The process of renewing device certificates involves Pelion Device Management and Device Management Client. You can trigger the process by calling the Device Management API from the Device Management Portal, or from your device.

As part of this process, the device generates a new key in PKCS10 format, creates a certificate signing request (CSR) based on the existing certificate, and sends the CSR to Device Management.

Device Management sends the CSR to be signed by your third-party certificate authority (CA). By default, the internal Device Management CA signs LwM2M certificates; however, a third-party CA can also sign LwM2M certificates.

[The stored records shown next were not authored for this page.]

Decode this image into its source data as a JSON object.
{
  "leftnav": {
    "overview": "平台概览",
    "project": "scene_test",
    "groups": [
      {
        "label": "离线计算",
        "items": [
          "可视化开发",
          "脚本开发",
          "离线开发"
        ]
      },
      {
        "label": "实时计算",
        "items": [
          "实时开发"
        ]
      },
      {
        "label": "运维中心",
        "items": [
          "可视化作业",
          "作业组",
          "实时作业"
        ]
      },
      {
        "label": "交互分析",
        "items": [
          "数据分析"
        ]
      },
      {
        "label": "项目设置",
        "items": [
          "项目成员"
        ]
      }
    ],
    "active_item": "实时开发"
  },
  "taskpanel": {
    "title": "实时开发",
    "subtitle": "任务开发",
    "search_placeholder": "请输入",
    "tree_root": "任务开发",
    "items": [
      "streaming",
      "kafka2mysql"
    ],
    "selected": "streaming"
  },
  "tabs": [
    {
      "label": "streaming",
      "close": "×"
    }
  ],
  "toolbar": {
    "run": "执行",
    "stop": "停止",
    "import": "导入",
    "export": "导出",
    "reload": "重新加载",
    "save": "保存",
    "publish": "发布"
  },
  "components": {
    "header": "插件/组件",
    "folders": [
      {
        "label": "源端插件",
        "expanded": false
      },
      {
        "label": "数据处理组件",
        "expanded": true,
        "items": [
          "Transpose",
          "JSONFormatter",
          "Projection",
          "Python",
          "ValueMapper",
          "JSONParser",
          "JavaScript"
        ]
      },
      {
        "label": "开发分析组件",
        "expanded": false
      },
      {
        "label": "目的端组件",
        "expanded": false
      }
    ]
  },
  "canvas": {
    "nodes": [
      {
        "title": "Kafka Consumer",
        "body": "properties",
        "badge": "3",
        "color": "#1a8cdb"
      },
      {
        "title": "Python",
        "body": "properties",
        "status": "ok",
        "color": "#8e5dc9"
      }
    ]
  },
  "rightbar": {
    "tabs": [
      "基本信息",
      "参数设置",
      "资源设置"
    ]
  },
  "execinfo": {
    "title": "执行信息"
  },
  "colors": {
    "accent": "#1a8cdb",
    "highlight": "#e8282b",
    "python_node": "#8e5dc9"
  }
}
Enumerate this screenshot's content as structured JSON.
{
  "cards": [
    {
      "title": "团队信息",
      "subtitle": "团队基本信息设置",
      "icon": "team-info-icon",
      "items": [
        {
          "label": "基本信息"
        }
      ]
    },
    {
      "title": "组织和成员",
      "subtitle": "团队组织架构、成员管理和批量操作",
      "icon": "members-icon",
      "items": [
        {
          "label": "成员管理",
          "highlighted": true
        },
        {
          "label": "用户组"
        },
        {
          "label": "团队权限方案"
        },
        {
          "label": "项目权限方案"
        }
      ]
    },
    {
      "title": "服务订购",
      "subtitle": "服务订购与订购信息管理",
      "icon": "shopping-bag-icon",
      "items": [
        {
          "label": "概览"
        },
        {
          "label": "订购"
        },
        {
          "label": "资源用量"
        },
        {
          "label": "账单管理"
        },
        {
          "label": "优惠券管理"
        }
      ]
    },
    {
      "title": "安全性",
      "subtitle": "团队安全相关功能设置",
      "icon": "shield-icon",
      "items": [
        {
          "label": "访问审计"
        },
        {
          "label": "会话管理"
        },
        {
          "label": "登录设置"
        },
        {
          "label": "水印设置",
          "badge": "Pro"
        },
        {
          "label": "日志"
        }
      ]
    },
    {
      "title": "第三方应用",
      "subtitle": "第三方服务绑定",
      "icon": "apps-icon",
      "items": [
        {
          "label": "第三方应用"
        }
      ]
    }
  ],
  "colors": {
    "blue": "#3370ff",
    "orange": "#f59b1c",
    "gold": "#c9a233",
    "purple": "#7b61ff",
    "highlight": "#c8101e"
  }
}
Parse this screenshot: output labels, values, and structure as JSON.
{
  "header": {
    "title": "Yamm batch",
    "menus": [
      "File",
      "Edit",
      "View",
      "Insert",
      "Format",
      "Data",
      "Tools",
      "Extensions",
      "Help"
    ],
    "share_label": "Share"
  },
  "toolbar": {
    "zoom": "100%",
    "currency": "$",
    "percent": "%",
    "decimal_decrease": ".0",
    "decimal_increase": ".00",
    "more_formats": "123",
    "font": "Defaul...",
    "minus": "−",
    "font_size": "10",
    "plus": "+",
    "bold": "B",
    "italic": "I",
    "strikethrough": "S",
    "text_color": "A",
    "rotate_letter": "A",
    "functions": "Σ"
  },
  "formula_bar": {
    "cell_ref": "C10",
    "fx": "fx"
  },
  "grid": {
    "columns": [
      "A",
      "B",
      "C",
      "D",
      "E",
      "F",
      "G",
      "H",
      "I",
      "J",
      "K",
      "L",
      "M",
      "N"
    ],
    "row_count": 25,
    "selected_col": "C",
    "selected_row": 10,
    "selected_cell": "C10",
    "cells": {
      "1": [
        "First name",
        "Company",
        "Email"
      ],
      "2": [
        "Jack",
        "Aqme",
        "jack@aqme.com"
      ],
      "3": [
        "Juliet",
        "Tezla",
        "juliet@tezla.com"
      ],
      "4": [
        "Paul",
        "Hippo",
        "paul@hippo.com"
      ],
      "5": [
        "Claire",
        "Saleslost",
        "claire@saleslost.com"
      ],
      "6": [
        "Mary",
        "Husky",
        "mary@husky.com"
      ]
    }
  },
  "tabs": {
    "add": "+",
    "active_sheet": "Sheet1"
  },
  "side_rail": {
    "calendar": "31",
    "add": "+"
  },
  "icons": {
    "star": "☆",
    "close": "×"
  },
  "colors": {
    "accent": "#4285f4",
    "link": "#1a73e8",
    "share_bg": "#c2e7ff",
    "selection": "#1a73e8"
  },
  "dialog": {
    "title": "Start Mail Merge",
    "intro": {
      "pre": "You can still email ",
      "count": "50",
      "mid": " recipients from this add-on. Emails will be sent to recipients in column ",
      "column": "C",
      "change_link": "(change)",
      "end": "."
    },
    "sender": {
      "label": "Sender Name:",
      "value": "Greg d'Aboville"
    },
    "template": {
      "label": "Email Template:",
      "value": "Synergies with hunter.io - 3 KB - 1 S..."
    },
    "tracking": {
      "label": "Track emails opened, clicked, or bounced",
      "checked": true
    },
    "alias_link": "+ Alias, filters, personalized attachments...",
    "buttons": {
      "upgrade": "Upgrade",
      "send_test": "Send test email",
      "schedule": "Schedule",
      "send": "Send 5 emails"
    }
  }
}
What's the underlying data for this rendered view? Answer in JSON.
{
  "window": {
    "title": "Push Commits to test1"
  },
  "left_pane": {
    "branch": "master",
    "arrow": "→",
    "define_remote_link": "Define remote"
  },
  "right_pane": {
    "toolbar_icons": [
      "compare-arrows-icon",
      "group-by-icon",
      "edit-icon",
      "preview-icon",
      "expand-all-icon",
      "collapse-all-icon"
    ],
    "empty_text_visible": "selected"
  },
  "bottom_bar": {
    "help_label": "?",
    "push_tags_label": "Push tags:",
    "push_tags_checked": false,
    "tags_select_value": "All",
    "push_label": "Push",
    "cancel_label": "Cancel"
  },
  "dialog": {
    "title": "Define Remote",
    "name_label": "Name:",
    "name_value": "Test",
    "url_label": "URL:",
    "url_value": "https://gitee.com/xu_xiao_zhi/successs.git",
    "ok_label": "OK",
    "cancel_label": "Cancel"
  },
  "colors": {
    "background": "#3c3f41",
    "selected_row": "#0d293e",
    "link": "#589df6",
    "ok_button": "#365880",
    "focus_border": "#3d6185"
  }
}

Device Management then sends the signed certificate back to the device in the field, or if a gateway is used, Device Management sends the signed certificate to the gateway device. If you use a third-party CA that supports providing a chain of trust, your device is provisioned with the full chain of trust.

Cert renewal overview

For more details about the service- and device-initiated certificate renewal processes, see the certificate renewal tutorial.

Prerequisites

To enable certificate renewal, you must:

Provisioning keys and certificates during device manufacture

You can provision several certificates to a device during device manufacture.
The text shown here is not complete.